Gel Electrophoresis in Two Minutes
If you want to identify your sample has a specific protein, gel electrophoresis can help you identify it.* Samples (and controls) are put in a buffer with sodium dodecyl sulfate (SDS) and dye. The SDS partially denatures the protein (unfolds it, thereby rendering it nonfunctioning, but easier to move through the gel!) and gives it a negative charge. All the samples are loaded into a polyacrylamide gel. The gel is placed in an electric field, with the negative charge at the loading end, and a positive charge at the opposite end. Now negatively charged, the proteins are attracted to the positive end and start travelling through the gel.
However, the smaller the protein is, the faster it can travel through the gel. Threfore, the proteins sort themselves by size in each sample, with the smallest being towards the bottom, and the largest towards the top. The dye in the buffer is used to track how far the sample has moved. When the dye is most of the distance through the gel,it is removed from the electric field and stained. The proteins show up as bands on the gel.

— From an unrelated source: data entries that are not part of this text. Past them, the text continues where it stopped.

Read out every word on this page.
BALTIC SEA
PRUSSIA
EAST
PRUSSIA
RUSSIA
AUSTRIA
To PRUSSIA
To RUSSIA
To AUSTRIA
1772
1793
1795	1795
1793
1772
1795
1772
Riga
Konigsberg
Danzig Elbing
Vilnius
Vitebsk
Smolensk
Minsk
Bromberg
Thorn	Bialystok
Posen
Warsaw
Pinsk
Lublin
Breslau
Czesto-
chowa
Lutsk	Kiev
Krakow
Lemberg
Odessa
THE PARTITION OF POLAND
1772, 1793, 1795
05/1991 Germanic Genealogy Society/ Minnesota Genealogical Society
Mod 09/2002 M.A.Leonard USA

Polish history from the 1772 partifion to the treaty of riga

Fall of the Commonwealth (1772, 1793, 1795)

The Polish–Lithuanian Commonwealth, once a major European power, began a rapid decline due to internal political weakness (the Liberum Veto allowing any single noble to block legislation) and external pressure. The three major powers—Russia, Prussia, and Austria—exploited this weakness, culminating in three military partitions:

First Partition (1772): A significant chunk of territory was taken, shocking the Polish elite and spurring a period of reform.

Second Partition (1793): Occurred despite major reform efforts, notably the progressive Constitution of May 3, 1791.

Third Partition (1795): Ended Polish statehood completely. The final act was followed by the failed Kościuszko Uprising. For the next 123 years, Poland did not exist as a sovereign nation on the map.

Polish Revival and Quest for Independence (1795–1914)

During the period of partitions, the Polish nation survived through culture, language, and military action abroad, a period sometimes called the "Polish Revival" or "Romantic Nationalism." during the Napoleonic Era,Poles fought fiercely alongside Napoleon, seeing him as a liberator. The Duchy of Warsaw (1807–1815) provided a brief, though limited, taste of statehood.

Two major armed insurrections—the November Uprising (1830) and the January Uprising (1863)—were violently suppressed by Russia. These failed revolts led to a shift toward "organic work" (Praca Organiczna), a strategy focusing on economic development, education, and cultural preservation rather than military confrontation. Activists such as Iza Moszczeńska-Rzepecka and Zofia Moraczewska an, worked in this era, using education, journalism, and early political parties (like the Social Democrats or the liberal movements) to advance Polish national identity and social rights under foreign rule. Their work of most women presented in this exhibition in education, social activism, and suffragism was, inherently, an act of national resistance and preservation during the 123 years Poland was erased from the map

How is Gelatin Zymography Different?
In a zymography gel, an enzyme substrate (in this case, gelatin) is added. After removing from the electric field, the gel is placed in a renaturing solution, to let any present enzymes refold into their functional conformations. The gel is incubated at 37 degrees C, which allows the enzymes to degrade any substrate in their vicinity. Then the gel stained. Unlike an SDS-PAGE, since protein is present throughout, the whole gel stains and the bands are clear. The presence of enzyme is indicated by a lack of protein.The downside to this technique is it’s not quantititative. You can confirm the presence or absence of active enzyme, but you can’t translate it to an amount of protein or a concentration. There are other techniques to do this for proteins such as ELISA or a Western Blot, but they can’t be used for MMP-2, for reasons I’m not going to go into here.
What were my results?
Well, it took a few tries to learn this technique. Everyone had to help me with some aspect of it, even our visiting high school student! But after 5 or 6 gels, I felt like I had the hang of it. I have confirmed:
-The cells I’m using are producing active MMP-2
-The cells produce active MMP-2 in the presence of hydrogels
So what was the next step for my cell studies? I’ll leave that for next time.
*Gel electrophoresis is also used to identify DNA segments. Since DNA is negatively charged already, there’s no need to add SDS. DNA gels are done in a material called agarose.